S comprensible el mosqueo que exteriorizó Marcelino por el modo en que el Athletic dejó escapar el triunfo sobre Osasuna. Aunque casi al final de una rueda de prensa monotemática concedió que él y su cuerpo técnico han de hacer autocrítica o que no se trata de señalar culpables sino de hallar soluciones, no se cortó al poner el foco sobre la cadena de errores que a su juicio hizo posible el gol de Budimir. Asimismo, subrayó que su equipo fue incapaz de gestionar la ventaja cuando el tiempo se agotaba porque actuó como si fuera por detrás en el marcador.

Uno supone que la contrariedad que con tanta vehemencia exteriorizó el mister responde a que este resultado concreto a tres jornadas para la conclusión del campeonato aleja definitivamente, o casi, la posibilidad de engancharse a la lucha por una plaza europea. Pero si el Athletic termina en tierra de nadie no será por no haber sumado dos puntos más el pasado sábado. Lo sabe él y lo sabe cualquiera, puesto que en el balance de su etapa en el club aparecen diez empates. En orden cronológico ante los siguientes rivales: Valencia, Villarreal, Levante, Celta, Eibar, Real, Alavés, Betis, Valladolid y Osasuna. En la mitad marcó primero el Athletic y en tres ocasiones la igualada llegó después del minuto 85.

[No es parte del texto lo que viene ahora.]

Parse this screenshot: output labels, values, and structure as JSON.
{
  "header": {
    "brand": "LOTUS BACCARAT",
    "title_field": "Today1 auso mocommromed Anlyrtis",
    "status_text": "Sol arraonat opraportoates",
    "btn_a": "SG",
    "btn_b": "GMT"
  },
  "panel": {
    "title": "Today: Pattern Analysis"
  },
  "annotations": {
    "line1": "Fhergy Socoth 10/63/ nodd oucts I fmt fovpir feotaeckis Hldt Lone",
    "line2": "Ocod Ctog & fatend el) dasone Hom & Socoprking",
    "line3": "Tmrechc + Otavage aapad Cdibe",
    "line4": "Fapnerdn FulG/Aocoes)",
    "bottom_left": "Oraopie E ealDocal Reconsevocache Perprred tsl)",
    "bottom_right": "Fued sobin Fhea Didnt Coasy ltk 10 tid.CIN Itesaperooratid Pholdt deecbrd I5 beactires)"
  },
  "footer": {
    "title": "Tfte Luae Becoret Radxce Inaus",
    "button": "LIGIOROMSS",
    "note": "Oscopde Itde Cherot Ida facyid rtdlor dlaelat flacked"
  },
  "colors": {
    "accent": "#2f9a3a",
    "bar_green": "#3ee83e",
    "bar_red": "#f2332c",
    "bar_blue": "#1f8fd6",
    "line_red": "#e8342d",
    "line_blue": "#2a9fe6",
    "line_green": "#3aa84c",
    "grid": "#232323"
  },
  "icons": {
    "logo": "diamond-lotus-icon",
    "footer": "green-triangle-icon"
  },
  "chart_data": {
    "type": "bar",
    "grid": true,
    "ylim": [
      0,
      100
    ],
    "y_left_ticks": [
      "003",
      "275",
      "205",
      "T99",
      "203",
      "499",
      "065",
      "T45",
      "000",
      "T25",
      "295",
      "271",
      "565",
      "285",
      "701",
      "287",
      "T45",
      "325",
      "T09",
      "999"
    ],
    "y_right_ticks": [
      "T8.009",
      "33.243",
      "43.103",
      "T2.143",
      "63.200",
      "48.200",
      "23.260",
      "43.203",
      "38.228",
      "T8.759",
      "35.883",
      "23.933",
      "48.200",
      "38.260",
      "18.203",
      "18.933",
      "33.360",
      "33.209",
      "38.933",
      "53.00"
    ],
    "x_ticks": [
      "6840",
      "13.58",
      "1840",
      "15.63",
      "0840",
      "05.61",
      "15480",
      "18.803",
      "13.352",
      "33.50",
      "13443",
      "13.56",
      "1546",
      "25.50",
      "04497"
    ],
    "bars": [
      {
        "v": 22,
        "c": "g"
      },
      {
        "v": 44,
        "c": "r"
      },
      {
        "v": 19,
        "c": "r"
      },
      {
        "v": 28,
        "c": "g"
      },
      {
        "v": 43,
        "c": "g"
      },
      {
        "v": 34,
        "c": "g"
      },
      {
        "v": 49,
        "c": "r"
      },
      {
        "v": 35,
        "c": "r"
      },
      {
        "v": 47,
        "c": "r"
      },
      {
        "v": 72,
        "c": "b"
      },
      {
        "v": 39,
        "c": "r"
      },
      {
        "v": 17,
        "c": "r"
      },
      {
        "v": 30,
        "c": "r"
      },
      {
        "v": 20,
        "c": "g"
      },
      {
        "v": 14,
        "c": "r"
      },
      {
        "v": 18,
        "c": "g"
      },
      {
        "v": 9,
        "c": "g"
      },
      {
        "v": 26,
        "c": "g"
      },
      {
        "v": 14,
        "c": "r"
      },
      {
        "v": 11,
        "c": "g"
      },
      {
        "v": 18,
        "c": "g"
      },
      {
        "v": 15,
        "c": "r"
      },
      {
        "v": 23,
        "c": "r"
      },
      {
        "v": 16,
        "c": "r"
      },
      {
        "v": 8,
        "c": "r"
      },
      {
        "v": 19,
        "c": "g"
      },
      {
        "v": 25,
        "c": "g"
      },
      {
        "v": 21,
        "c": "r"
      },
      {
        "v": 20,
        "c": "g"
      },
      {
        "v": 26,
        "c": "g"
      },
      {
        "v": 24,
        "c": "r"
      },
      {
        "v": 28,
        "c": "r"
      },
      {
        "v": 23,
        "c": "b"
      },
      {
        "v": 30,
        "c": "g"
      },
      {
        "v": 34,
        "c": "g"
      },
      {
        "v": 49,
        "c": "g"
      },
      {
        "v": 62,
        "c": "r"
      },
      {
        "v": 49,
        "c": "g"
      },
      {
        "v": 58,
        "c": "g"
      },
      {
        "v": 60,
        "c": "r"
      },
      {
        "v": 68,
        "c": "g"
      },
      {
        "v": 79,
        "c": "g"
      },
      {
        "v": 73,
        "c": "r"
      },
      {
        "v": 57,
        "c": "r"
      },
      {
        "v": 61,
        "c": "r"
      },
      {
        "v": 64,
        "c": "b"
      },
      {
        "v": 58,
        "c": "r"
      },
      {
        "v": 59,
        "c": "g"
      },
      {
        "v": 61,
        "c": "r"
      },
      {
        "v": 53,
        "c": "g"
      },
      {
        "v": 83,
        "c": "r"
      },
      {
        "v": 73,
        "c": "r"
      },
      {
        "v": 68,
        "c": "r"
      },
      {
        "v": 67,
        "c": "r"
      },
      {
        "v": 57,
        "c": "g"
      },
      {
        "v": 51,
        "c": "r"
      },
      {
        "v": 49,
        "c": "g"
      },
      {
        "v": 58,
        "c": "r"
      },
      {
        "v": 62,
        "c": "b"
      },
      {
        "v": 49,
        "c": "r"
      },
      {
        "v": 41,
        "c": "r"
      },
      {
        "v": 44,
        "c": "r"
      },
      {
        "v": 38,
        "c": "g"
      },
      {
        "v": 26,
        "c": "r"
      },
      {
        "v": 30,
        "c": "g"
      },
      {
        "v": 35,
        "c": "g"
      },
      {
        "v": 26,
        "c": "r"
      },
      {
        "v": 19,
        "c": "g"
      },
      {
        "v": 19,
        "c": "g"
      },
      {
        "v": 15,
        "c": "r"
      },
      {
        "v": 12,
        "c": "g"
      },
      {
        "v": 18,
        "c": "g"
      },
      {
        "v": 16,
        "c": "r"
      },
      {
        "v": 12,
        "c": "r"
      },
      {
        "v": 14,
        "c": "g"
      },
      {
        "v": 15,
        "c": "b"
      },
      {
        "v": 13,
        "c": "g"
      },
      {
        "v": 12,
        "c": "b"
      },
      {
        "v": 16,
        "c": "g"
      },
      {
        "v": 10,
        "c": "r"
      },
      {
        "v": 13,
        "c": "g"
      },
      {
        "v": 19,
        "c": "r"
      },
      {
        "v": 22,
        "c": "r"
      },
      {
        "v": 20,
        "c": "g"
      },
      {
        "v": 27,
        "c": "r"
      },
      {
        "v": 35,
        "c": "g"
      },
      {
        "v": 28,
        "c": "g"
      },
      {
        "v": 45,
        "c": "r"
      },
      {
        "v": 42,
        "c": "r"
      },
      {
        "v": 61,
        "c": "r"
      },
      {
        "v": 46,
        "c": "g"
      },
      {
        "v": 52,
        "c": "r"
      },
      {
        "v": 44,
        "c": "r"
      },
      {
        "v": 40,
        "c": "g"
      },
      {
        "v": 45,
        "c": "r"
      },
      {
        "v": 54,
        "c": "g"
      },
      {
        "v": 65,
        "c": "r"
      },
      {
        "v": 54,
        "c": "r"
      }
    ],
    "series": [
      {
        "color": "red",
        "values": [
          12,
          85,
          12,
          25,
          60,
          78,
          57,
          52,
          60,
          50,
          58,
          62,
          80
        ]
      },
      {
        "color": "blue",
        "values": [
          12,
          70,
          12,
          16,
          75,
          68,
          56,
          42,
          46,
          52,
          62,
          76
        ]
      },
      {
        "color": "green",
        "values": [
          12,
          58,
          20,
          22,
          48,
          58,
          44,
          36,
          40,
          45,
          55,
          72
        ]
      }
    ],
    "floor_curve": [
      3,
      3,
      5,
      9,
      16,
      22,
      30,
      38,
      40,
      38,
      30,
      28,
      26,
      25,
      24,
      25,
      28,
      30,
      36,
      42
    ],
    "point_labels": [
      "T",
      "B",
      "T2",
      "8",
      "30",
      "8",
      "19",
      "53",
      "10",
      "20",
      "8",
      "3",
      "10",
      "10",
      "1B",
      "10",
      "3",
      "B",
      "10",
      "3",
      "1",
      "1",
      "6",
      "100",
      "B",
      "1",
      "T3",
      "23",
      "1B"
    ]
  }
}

Más que molestia, esta sucesión de datos produce cansancio, la clase de cansancio que en vez de fomentar la resignación deriva en irritación. Es probable que fuera esta la razón de que Marcelino, aunque bien podía haberlo hecho mucho antes. Por otra parte, qué más da si ya no tiene remedio, lo de ir dejándose puntos por el camino de mala manera; además, tampoco es cuestión de sobredimensionar un episodio levemente subido de tono en un contexto, la competición, donde la tensión es condimento esencial.

Los empates más recientes, los posteriores a la segunda final de Copa, al margen de que fuesen evitables, unos más que otros y si se quiere todos en general, coinciden, salvo el de Anoeta, con la titularidad de Sancet, Villalibre y Morcillo. Coinciden asimismo con la desaparición de las alineaciones de muchos de los fijos en los planes originales de Marcelino o una participación discontinua o de escasa relevancia en minutos. Los veteranos salen al campo para jugar media hora, un cuarto de hora, diez minutos. El entrenador recurre a ellos para que aporten su saber estar y un refuerzo en la faceta física, porque estima que los chavales acusan el desgaste, algo normal al tratarse de gente no habituada a empezar los partidos, que encima se encadenan sin excesivo margen para la recuperación.

Es decir, los papeles se han intercambiado. Ahora a Williams, Raúl García e Ibai, tres tipos curtidos, les toca asumir la tarea que hasta hace un mes estaba reservada para Villalibre, Sancet y Morcillo. Y a la inversa: este trío goza de un grado de confianza para afrontar los encuentros de inicio que les estaba vetado. La primera conclusión del experimento sería que, pese a su corto bagaje en la categoría, los jóvenes se desenvuelven con bastante soltura y logran compensar sus pecadillos con una energía que salta a la vista. La segunda idea sería que los marcadores que obtienen en absoluto desmerecen y que el fútbol que sale de sus botas es sugestivo, que su atractivo compensa sobradamente los errores de precipitación y de temple detectados. Una tercera observación versaría sobre la complejidad que entraña incorporarse al juego con el partido muy avanzado. A los jóvenes les costaba enchufarse y a los veteranos le sucede tres cuartos de lo mismo. En esta tesitura, se diría que el oficio deja de ser un factor diferencial.

Marcelino se cabrea delante del micrófono, pero en su fuero interno alberga motivos para sentirse reconfortado por lo ocurrido de un mes para acá. El resultado no lo es todo.